Oat and Maple Syrup Scones
source: adapted from Breakfast Lunch, Tea: The Many Little Meals of Rose Bakery via Smitten Kitchen
I’m posting only weights for the ingredients of this recipe because that’s how I decided to make it. So, while I can’t particularly confirm the accuracy of the volume measurements in the linked recipe on Smitten Kitchen, Deb can. If you have a kitchen scale, go ahead and use it – it’s good practice and likely more accurate to weigh your dry ingredients anyway.
- 260 grams all-purpose flour, plus extra for dusting surface
- 80 grams whole wheat flour
- 1/2 cup (35 grams) old-fashioned oats
- 1/2 tsp cinnamon
- 1 very heaped tbsp baking powder
- 1 very heaped tbsp light brown sugar
- 1/2 tsp table salt
- 11 1/2 tbsp (just shy of 3/4 cup) cold unsalted butter, cut into pieces
- 1/4 cup maple syrup
- 1/4 cup milk or buttermilk
- 1 tsp pure vanilla extract
- 1 egg, beaten with 1 tbsp water (for egg wash)

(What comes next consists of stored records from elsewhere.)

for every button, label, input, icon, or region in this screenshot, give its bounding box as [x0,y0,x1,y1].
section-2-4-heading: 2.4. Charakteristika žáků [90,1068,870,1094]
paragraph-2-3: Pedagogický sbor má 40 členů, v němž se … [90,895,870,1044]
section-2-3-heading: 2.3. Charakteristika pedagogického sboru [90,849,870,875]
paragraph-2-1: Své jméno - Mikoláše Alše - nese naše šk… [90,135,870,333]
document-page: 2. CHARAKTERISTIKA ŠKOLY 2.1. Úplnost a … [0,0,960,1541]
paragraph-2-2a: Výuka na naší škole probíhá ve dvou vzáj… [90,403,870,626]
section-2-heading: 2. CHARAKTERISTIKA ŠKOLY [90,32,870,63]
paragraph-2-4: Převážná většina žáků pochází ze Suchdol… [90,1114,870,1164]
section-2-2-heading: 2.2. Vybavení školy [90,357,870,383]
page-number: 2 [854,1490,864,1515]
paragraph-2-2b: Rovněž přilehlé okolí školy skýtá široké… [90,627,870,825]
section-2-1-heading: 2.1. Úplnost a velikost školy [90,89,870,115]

- Preheat oven to 400 degrees F. Line a baking sheet with parchment paper.
- Weigh the flours and oats in a large bowl set on top of a zeroed-out kitchen scale, zeroing out the scale after each ingredient addition. Whisk in the baking powder, brown sugar, and salt. Cut in the butter with a pastry blender, two knives, or your fingers. In a 1 cup liquid measuring cup, whisk the maple syrup, buttermilk, and vanilla together and stir the wet mixture into the dry ingredients just until a dough begins to form. If the dough seems really dry, add some extra buttermilk – only enough to get the dough to come together.
- Transfer the dough to a lightly-floured work surface and work it into a disc about 1 1/4″ high with your hands or a rolling pin. Cut out the dough into desired shapes with biscuit or cookie cutters or a knife. I went the way of my stainless dough scraper and simply cut out squares so I wouldn’t have re-roll the scraps.
- Place the scones on the baking sheet and brush the tops with the egg wash. Bake for 20-25 minutes, until they are golden brown. These scones are best served fresh from the oven but they are still pretty great reheated at 300 degrees F for a few minutes even 3-4 days later.